My mother has always been an artist. My whole life. Before I was old enough to remember anything, she carried me on her back to her Bachelor’s Fine Arts classes at the University of Oregon.
Then – when we lived on the outskirts of Tucson – she made mobiles out of copper wires and bones I scavenged in the desert for her. When we lived in a refugee’s hostel in Zurich, she drew every day. When we lived in Seattle, she painted on my bedroom walls.
When I was a kid, my mother threw pottery, painted portraits, sketched in her journal, sketched in the margins of books, sketched on loose pieces of junk mail sitting on the counter.
My mother smells like charcoal, oil paint, thinner, and stretched canvas. Walking into her studio is like walking into my childhood.
And when my mother wasn’t painting or drawing, she was reading aloud to us. So many books. Reading to us on the porch, reading to us in our beds, in the park, or at the kitchen table. Reading aloud to us as she drove the Buick we bought for $1.
My mother’s reverence for artists was only matched by her reverence for authors and the written word.
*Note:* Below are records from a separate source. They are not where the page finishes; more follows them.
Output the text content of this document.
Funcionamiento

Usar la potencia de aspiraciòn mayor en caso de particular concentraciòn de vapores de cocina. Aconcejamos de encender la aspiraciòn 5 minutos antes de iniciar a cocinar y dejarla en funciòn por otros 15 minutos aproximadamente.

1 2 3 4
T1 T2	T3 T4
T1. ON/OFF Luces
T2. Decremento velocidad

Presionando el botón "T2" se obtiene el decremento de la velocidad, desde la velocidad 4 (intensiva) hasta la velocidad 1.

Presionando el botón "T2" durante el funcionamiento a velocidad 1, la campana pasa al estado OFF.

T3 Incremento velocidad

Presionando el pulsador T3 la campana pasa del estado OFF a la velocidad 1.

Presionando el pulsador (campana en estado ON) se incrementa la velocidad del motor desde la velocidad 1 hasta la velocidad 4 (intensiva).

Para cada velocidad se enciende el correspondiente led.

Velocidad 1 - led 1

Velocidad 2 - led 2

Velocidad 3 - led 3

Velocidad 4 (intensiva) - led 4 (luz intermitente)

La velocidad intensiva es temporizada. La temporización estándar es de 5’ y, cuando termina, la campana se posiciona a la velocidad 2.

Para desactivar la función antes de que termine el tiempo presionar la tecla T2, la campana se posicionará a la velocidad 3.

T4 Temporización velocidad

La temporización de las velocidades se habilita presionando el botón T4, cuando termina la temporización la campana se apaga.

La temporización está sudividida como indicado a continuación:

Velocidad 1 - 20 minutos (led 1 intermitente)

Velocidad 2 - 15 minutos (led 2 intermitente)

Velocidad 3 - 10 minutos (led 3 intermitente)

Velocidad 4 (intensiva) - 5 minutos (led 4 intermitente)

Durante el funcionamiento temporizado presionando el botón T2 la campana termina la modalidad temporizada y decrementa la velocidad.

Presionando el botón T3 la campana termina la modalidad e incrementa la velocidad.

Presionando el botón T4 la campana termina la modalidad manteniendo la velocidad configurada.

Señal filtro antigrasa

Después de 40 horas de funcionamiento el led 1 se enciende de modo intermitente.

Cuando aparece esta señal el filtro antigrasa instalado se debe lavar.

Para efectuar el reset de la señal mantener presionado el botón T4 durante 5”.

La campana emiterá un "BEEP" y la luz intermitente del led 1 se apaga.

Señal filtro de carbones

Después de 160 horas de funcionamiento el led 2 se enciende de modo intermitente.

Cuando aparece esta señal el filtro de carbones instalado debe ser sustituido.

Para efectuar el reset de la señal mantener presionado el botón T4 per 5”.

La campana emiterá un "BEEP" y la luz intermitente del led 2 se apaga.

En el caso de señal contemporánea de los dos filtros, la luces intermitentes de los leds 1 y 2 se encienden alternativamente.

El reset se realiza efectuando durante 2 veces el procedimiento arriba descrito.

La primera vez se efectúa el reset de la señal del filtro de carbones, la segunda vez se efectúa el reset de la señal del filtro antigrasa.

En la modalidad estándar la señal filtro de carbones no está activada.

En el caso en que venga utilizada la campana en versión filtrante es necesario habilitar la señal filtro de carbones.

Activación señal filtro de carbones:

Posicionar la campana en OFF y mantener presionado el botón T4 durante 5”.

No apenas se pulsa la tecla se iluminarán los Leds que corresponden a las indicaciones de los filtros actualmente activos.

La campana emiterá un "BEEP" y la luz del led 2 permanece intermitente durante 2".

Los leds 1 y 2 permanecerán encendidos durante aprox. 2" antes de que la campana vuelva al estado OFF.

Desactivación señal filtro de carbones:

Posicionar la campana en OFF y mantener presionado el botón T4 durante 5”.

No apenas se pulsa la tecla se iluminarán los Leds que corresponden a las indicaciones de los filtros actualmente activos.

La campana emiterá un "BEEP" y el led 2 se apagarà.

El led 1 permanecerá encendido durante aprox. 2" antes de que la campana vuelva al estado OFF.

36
Because my mother is who she is, I memorized poems as a child. Wrote stories. Journaled. My mother taught me Greek and Latin roots. We examined art and process. She told me stories about authors, their failures and successes. Their doubts. Selling zero stories and hiding from the landlord.
We didn’t have a television when I was little, and I didn’t want to grow up to be in movies. I didn’t want to be a celebrity. I just wanted to write words that would someday be in a book that my mother would read. I knew that book would be a novel. Something worthy of her.
When I finally had a book that I thought was well-written enough to dedicate to my mother (my fifth book – my novel Too Shattered For Mending), I did exactly what I planned. I dedicated it to my mother.
And today – as I write this on Mothers’ Day – my mother is doing exactly what she’s always done. She’s painting every day, and becoming more and more prolific as she settles in to what she’s always been: An artist.